Further, although the inclination angles α and β were each set to 35°, it goes without saying that they may be set to arbitrary angles depending on the organ to be measured.

Moreover, although the case where the magnetic resonance signal M is a spin echo signal due to nuclear magnetic resonance has been explained as an example, the same effect can be obtained even if it is applied to a case where electron spin resonance is applied.

Furthermore, although the case where one image is constructed by repeating the sequence consisting of the first step 81 to the third step S3 N times has been described, it may also be applied to multi-slices; in this case, By appropriately controlling the intensity of the slice magnetic field GS and the frequency of the second high-frequency magnetic field pulse RF2 during irradiation of the first high-frequency magnetic field pulse RF, the first high-frequency magnetic field pulse RF,
It is possible to collect magnetic resonance signals M of other tomographic planes within the region that is not irradiated.

[Effects of the Invention] As described above, according to the present invention, before acquiring a magnetic resonance signal, only the spins in a region other than the fault plane are saturated without disturbing the phase of the spins in the fault plane. Therefore, artifacts caused by fluids such as blood can be suppressed, and magnetic resonance imaging with improved image quality can be achieved.

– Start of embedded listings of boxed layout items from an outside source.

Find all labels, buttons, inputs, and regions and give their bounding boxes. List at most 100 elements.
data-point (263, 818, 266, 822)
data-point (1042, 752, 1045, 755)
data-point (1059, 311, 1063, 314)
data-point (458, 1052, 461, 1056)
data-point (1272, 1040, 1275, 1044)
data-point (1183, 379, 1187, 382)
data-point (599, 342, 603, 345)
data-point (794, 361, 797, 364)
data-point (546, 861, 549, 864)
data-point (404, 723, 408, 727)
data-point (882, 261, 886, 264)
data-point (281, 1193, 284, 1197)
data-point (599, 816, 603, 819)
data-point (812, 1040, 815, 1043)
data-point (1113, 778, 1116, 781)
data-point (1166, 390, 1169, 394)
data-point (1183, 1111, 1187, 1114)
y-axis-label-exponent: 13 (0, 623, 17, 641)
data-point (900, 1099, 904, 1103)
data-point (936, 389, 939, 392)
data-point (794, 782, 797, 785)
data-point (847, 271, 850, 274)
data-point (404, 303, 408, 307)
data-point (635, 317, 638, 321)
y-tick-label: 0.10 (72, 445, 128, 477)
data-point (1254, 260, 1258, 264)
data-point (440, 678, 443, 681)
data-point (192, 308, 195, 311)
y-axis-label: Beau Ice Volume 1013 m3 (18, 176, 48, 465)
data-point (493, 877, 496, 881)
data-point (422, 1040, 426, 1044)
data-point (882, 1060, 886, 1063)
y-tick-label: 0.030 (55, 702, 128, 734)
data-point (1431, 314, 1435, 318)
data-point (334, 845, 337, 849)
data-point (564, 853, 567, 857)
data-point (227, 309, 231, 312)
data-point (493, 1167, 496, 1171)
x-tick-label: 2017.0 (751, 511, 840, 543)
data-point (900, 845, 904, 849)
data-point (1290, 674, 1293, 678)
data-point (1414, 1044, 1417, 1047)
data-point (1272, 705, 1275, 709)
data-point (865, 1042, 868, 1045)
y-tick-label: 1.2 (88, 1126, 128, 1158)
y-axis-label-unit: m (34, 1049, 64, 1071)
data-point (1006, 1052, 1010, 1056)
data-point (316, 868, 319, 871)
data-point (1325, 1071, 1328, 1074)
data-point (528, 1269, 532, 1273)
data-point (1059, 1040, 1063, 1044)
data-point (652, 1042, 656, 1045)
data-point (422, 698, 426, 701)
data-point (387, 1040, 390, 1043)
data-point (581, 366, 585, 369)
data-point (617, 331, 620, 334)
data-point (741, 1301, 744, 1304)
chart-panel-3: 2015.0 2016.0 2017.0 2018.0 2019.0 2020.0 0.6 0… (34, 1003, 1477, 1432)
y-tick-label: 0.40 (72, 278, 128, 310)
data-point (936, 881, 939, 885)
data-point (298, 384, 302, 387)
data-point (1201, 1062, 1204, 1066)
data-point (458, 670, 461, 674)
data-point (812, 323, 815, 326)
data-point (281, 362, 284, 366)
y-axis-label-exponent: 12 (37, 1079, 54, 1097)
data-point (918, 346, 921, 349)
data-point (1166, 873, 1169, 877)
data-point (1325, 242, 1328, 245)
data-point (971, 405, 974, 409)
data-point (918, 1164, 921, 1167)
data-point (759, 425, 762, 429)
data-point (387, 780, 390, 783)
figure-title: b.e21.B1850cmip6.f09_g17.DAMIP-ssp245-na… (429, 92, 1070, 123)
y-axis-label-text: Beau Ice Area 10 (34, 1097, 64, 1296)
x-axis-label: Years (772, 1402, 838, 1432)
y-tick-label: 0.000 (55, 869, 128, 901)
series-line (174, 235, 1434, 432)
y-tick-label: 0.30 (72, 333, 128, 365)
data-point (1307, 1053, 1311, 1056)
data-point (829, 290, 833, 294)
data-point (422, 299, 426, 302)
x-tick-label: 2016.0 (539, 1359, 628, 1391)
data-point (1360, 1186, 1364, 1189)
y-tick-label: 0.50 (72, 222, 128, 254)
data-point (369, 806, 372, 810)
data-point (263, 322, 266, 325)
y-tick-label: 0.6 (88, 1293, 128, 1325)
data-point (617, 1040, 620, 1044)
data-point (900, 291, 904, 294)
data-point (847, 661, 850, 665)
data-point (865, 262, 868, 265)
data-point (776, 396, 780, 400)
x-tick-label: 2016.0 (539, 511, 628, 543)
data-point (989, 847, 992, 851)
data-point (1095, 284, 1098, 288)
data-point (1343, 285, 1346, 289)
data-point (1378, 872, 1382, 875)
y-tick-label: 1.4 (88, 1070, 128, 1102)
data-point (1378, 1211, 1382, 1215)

[Brief Description of the Drawings] Fig. 1 is a pulse sequence diagram showing an embodiment of the present invention, Fig. 2 is a flow chart diagram showing an embodiment of the invention, and Fig. 3 is a diagram showing conventional magnetic resonance imaging. FIG. 3 is a pulse sequence diagram. M...Magnetic resonance signal RFl...First high frequency magnetic field pulse RF,...Second high frequency magnetic field pulse GS1...Slice magnetic field with small magnetic field strength GS4...Slice magnetic field GS2 with large magnetic field strength, GS
s, GSs... slice magnetic field S1 with reversed polarity
...First step/S2...Second step In the drawings, the same reference numerals indicate the same or corresponding parts. Figure 1 Figure 2

Claims (3)

[Claims] (1) In a magnetic resonance imaging method in which a desired tomographic plane is imaged by acquiring magnetic resonance signals, before acquiring the magnetic resonance signals, a first step is performed to align the phases of spins in regions before and after the tomographic plane, including the tomographic plane. and a second step of increasing the inclination angle of spins only within the tomographic plane and saturating the spins in regions before and after the tomographic plane, excluding the tomographic plane. (2) The first step includes a section in which a selective first high-frequency magnetic field pulse is irradiated and a slicing magnetic field with a small magnetic field strength is applied, and a slicing magnetic field whose polarity is reversed following the slicing magnetic field with a small magnetic field strength. The second step is a section in which a selective second high-frequency magnetic field pulse is applied and a slicing magnetic field with a large magnetic field strength is applied.
2. The magnetic resonance imaging method according to claim 1, further comprising a section in which a slice magnetic field whose polarity is reversed is applied before and after the slice magnetic field having a large magnetic field strength. (3) The magnetic resonance imaging method according to claim 2, wherein the slicing magnetic field having a small magnetic field strength is about 1/10 of the slicing magnetic field having a large magnetic field strength.